Mengenal PLTS Likupang, Ladang Panel Surya Terbesar di Indonesia

PLTS Likupang di Desa Wineru, Kecamatan Likupang Timur, Kabupaten Minahasa Utara, Sulawesi Utara. (Foto: KESDM)

Minahasa Utara – Di Desa Wineru, Kecamatan Likupang Timur, Kabupaten Minahasa Utara, Sulawesi Utara, terhampar sebanyak 64.620 panel surya yang tersusun rapi. Ribuan panel surya itu membentang di atas lading seluas 29 hektare. Alat penangkap sinar matahari itu difungsikan oleh Vena Energy sebagai sumber energi listrik baru sejak 5 September 2019.

Adalah Pembangkit Listrik Tenaga Surya (PLTS) Likupang, dibangun sejak Power Purchase Agreement (PPA) tahun 2017 akhir dan memakan waktu sekitar 1,5 tahun dengan total biaya investasi mencapai USD 29,2 juta.

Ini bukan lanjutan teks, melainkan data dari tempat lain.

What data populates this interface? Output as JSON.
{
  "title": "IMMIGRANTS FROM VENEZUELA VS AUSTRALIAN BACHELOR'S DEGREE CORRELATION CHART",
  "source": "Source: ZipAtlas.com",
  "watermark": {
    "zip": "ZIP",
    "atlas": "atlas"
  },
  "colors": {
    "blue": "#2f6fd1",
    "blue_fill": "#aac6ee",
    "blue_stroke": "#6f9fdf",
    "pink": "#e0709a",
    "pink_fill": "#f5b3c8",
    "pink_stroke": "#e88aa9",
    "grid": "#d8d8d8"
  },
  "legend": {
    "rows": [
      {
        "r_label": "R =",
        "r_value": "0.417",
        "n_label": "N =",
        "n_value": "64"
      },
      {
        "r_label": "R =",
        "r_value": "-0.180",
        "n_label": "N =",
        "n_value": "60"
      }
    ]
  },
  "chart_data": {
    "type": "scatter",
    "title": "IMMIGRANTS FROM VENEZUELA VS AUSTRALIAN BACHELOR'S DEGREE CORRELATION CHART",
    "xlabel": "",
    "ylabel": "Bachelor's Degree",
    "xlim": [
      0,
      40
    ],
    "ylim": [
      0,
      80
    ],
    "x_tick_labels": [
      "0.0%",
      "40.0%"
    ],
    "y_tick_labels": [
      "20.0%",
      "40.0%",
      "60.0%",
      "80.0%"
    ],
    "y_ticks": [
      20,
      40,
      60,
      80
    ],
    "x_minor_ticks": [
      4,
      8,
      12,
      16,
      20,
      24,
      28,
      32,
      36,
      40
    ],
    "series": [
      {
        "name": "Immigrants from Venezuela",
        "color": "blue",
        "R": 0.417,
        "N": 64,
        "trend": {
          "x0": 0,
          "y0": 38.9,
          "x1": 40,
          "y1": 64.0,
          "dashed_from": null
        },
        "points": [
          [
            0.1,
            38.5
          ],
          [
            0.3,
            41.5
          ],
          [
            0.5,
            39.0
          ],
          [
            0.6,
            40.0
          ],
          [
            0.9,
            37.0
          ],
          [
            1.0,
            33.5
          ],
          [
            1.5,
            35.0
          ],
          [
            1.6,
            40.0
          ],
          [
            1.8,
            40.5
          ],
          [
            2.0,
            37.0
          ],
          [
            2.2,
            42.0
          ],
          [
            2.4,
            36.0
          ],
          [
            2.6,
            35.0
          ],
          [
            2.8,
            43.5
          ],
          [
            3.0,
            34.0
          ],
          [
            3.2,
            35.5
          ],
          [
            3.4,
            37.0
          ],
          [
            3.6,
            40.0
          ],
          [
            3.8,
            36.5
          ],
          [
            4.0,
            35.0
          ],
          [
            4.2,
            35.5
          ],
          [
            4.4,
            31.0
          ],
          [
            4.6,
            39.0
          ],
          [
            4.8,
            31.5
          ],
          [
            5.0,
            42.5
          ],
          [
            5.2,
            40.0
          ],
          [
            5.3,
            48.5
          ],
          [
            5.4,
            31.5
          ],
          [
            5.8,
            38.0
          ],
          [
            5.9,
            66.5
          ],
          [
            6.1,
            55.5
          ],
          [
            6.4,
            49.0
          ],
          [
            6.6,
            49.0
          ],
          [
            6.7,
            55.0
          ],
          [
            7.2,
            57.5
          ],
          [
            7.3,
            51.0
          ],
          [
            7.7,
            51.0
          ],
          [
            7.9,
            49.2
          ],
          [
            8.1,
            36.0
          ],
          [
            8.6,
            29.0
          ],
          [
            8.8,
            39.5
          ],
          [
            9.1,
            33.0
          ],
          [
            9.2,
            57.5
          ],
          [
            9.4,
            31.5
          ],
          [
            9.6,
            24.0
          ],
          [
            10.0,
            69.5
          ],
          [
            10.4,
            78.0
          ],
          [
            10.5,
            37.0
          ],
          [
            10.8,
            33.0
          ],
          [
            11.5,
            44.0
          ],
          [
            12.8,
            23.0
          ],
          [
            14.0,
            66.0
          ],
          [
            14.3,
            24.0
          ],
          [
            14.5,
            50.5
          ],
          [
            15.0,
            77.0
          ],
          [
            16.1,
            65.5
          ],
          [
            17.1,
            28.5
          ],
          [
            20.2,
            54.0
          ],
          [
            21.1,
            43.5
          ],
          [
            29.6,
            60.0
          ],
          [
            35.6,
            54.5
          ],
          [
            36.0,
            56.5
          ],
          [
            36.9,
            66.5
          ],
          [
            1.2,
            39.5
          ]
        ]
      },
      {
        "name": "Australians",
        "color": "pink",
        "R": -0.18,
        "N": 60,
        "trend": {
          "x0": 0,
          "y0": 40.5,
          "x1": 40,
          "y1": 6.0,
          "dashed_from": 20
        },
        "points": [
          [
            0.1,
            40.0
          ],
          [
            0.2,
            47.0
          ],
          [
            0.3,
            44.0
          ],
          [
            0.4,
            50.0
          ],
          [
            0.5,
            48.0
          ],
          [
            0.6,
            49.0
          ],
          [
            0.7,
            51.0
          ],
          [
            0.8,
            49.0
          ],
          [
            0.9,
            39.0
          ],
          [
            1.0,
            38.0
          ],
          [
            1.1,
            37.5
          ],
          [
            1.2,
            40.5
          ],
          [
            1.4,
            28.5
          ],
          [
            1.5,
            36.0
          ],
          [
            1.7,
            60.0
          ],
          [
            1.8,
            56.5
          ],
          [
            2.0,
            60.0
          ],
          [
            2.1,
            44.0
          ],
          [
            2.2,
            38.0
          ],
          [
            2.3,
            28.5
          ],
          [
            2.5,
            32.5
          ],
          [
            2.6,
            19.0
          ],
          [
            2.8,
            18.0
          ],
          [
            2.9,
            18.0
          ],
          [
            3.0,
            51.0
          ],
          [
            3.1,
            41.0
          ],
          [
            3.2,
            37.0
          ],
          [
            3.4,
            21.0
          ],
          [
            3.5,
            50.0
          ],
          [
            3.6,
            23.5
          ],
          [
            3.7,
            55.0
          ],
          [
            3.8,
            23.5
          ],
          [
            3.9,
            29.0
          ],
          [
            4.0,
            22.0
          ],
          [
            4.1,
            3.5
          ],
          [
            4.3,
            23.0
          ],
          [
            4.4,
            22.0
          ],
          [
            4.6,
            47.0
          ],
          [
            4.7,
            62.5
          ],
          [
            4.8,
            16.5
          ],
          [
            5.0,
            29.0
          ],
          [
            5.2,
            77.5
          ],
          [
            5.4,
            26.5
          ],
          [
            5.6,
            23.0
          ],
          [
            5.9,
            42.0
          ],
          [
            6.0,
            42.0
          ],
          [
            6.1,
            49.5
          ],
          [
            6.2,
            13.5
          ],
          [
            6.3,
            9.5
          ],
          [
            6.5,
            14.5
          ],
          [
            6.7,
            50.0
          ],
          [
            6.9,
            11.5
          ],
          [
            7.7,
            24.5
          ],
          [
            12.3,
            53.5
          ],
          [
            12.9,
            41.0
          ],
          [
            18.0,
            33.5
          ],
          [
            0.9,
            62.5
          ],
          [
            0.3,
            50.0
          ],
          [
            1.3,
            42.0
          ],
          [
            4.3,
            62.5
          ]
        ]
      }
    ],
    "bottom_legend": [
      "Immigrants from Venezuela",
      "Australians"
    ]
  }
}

Pembangkit tersebut memiliki 120 arry box, 24 set inverter dan 6 PV box.

Selama puncak kegiatan konstruksi, PLTS Likupang mampu menyerap hingga 900 pekerja lokal. Saat beroperasi, 80 persen pekerjanya merupakan masyarakat sekitar. Selama beroperasi, pembangkit ini mampu melistriki hingga 15.000 rumah tangga serta mengurangi efek gas rumah kaca hingga 20,01 kilo ton.

Sementara Vena Energy merupakan perusahaan produsen listrik swasta (Independent Power Producer/IPP) yang fokus dalam pengembangan pembangkit listrik surya serta angin. Selain PLTS Likupang, Vena juga merupakan produsen listrik swasta untuk pembangkit listrik tenaga bayu (PLTB) Tolo di Janeponto yang berkapasitas 72 MW serta 3 PLTS di Lombok, Nusa Tenggara Barat, dengan kapasitas masing-masing 7 Mega Watt Peak (MWp).

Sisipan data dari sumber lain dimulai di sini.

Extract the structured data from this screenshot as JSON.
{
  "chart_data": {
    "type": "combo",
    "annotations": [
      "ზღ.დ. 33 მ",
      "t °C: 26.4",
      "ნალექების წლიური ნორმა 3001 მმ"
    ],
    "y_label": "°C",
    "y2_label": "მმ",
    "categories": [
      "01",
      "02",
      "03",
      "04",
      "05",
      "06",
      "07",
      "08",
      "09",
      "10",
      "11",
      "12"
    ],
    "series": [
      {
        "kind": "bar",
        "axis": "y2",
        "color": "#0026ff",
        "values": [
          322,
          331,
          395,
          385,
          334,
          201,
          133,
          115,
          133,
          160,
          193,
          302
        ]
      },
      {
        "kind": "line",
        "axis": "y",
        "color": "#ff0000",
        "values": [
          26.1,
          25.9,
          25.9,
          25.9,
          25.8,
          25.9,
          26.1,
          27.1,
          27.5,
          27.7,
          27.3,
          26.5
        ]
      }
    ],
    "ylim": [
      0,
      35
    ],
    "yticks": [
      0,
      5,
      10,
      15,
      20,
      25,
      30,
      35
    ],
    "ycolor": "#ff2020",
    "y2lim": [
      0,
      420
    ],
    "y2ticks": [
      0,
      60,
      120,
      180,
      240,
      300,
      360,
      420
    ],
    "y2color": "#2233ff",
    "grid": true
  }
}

PLTS Terbesar di Indonesia

Country Head Vena Energy Arisudono Soerono menjelaskan, rata-rata setiap harinya PLTS Likupang menyalurkan listrik mencapai 15 MW meskipun memiliki kapasitas terpasang 21 MWp. “Jam beroperasi selama 12 jam, mulai dari jam 05.30 pagi sampai matahari terik bisa 15 MW, kalau enggak ya menurun. Kalau hujan bisa masuk 3 MW. Itu sampai jam 17.30,” kata Ari, dikutip dari laman KESDM.

Dengan jumlah kapasitas terpasang tersebut, Ari menilai PLTS Likupang menjadi PLTS terbesar di Indonesia hingga saat ini dan sebagai penopang sistem kelistrikan jaringan Perusahaan Listrik Negara (PLN) Sulutgo (Sulawesi Utara-Gorontalo) sebesar 15 MWp. “Ini merupakan (PLTS) terbesar di Indonesia sebelum adanya PLTS Terapung di Cirata nanti,” jelas Ari.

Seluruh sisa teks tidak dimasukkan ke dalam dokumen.